きっぱりと言い放つシエルに、エルピスは尚も『しかし』と食い下がろうとするが、シエルはそれを聞かない。


『ごめんなさいエルピス、ゼロ、そして皆。私のエゴだっていうのは分かってるけど……アルエットだけでも、もっと平和な場所にいて欲しいの』


『お願い』と、シエルは深々と頭を下げた。切実な願いに、エルピスですらついに反論できなかった。

彼女たちの間に特別な絆があることを白の団に所属する者たちは、詳しいところまでは知らずともとてもよく理解していた。だからこそ、シエルが身辺からアルエットを遠ざけるという話には驚いたが、その理由を聞いて納得した。アルエットを大切に思うが故に、彼女の安全を願ったのだ。


『小娘の言うとおりにしてやろうぜ』


しばらく考えた後、ゼロはそう言った。渋々ではあるがエルピスもそれに頷き、シエルは『ありがとう』と再び頭を下げた。















―――― * * * ――――



「今日もほとんど成果なし…だ。どこも壊滅的だな」


シエルの要望で、作戦実行日とその前後以外、暇が許す限りゼロは各地のレジスタンス、またレプリロイドの集落を見て回っている。そして敵に襲撃を受けた場所では、保護できる者は保護し、他のレジスタンスチームのアジトや、この屋敷に連れてくることにしている。ここにいる子供たち、また屋敷の奥に匿われているのはそう言った境遇の者ばかりだっただが、思ったような成果は挙げられていないのが現状だ。


「そう……仕方ないわ。ありがとう」


シエルは苦笑いしながら答える。その顔に、ゼロは複雑な想いを抱かずにはいられない。


「けどまあ、なんとか一人だけだが、拾うことができた。ほら、こっち来い」


そう言ってアークを呼ぶ。アークは画面に映る少女に、「どうも」と会釈をする。シエルは「よかった」と小さく呟き、安堵の色を浮かべる。

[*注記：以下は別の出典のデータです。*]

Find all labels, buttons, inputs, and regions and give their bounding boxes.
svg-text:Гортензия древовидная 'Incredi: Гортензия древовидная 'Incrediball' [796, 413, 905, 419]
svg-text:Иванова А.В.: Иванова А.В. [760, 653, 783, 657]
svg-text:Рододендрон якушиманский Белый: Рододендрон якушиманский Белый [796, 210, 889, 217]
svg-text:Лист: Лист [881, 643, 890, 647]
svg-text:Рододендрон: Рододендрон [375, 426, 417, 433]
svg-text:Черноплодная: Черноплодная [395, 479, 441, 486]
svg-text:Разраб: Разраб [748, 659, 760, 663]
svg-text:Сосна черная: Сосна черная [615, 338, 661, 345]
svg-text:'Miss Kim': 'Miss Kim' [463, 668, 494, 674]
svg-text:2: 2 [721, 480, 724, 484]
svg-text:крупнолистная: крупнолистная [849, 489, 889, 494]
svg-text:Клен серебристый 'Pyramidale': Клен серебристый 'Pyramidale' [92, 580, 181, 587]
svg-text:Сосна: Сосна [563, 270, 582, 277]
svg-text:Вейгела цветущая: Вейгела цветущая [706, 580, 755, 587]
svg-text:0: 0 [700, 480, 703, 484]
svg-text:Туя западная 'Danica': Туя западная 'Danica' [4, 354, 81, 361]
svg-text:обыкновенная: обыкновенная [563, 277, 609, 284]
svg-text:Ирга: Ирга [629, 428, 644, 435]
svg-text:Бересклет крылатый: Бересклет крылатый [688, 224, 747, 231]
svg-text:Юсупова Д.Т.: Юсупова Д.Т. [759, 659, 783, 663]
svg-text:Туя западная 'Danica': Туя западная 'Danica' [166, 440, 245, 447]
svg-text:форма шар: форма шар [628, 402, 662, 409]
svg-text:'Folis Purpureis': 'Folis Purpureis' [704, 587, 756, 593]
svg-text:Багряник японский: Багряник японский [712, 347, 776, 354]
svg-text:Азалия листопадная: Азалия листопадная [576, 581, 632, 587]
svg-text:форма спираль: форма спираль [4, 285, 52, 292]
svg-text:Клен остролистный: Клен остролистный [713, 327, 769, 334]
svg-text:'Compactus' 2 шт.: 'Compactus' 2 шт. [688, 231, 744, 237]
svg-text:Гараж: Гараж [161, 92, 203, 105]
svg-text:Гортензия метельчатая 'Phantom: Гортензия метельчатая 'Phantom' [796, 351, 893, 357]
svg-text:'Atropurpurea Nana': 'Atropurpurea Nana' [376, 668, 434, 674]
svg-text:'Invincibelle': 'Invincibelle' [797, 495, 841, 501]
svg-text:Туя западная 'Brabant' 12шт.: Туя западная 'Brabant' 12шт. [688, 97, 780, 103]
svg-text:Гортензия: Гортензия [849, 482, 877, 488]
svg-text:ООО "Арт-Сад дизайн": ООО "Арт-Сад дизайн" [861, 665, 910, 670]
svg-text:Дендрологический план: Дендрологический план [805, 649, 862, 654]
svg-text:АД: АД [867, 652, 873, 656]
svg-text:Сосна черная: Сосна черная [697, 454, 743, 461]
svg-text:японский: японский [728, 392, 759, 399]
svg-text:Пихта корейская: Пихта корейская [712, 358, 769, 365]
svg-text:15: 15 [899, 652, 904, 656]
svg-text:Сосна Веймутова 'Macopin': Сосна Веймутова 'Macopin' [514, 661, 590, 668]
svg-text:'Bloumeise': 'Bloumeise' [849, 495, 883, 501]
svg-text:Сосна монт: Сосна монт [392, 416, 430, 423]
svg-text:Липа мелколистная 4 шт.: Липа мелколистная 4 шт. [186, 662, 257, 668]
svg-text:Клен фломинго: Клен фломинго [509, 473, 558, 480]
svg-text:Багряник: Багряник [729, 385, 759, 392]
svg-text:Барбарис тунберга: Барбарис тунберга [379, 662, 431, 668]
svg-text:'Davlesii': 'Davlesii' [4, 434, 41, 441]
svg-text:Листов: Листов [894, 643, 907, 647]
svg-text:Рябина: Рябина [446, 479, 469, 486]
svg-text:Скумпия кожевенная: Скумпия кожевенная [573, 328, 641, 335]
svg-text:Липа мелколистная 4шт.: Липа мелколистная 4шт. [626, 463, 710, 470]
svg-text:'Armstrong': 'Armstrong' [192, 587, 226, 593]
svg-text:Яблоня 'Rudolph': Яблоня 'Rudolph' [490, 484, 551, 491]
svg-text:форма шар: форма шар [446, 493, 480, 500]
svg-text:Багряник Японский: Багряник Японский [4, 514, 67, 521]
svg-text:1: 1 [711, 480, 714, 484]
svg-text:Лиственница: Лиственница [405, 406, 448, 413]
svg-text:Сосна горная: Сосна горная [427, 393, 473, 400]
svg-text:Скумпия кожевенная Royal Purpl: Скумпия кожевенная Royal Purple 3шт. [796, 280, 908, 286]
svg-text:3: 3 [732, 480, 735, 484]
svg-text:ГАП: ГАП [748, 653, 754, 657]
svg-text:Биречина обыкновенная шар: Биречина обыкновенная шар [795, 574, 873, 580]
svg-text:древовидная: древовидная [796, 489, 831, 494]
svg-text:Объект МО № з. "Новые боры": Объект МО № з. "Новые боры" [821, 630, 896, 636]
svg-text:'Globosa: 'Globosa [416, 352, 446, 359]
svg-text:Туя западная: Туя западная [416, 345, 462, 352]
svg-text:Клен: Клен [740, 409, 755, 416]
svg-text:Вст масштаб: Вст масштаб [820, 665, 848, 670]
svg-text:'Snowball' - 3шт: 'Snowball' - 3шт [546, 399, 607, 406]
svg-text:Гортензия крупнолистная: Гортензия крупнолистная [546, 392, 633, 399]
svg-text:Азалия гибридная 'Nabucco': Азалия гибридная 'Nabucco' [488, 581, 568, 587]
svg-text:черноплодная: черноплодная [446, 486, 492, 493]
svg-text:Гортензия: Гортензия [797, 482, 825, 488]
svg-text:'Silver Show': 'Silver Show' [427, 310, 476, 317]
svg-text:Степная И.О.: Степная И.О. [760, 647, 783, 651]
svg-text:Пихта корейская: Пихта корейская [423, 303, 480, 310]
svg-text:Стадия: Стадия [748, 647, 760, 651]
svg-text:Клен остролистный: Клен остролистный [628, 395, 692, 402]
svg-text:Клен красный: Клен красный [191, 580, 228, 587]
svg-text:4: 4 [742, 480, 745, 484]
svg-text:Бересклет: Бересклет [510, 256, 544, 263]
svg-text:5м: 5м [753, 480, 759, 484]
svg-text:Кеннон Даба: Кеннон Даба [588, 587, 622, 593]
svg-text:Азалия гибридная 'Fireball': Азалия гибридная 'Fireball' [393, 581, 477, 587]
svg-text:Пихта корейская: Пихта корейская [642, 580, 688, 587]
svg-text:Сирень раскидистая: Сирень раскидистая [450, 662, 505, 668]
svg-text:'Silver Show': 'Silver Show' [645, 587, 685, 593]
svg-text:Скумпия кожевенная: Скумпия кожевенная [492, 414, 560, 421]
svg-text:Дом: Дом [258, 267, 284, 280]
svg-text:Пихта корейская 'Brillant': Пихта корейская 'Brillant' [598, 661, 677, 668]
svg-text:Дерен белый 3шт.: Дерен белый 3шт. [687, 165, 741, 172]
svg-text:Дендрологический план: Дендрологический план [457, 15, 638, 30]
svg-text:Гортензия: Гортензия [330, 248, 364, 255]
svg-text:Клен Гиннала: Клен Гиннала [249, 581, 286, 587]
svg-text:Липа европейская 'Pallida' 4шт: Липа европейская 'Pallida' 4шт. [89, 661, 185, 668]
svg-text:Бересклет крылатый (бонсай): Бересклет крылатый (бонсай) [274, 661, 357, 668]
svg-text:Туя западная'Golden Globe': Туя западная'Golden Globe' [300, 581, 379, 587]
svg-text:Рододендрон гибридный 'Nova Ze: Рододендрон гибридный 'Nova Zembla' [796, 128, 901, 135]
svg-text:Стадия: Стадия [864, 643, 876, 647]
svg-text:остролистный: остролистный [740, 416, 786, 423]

「早速で悪いんだが、アーク。お前さんがどうしてあそこにいたのか手短に説明してくれるか?」


「えっ?」


「どういう状況だったのか詳しく聞きたい。これからの方針に関わるからな」


少しピンと来なかったアークだったが、ゼロが言わんとしていることに気づくと、「もしかして」と問い返す。


「助けてくれるの?俺の仲間を……」


「そいつは、お前の話次第だ。――――小娘、ルージュを呼んでくれ、いろいろ確認してほしいことがある」


「分かったわ」とシエルは直ぐ様、ルージュをその場に呼び寄せた。

全員が揃った後、アークは事の顛末を語りだした。共に暮らしていた家族、スタグロフの襲撃、自分が助かった理由、遺体の見つからない仲間――――……‥


時折シエルが哀しそうに、悔しそうにするのを、ゼロは決して見逃さなかったが、ひたすら冷静にアークの話に耳を傾け続けた。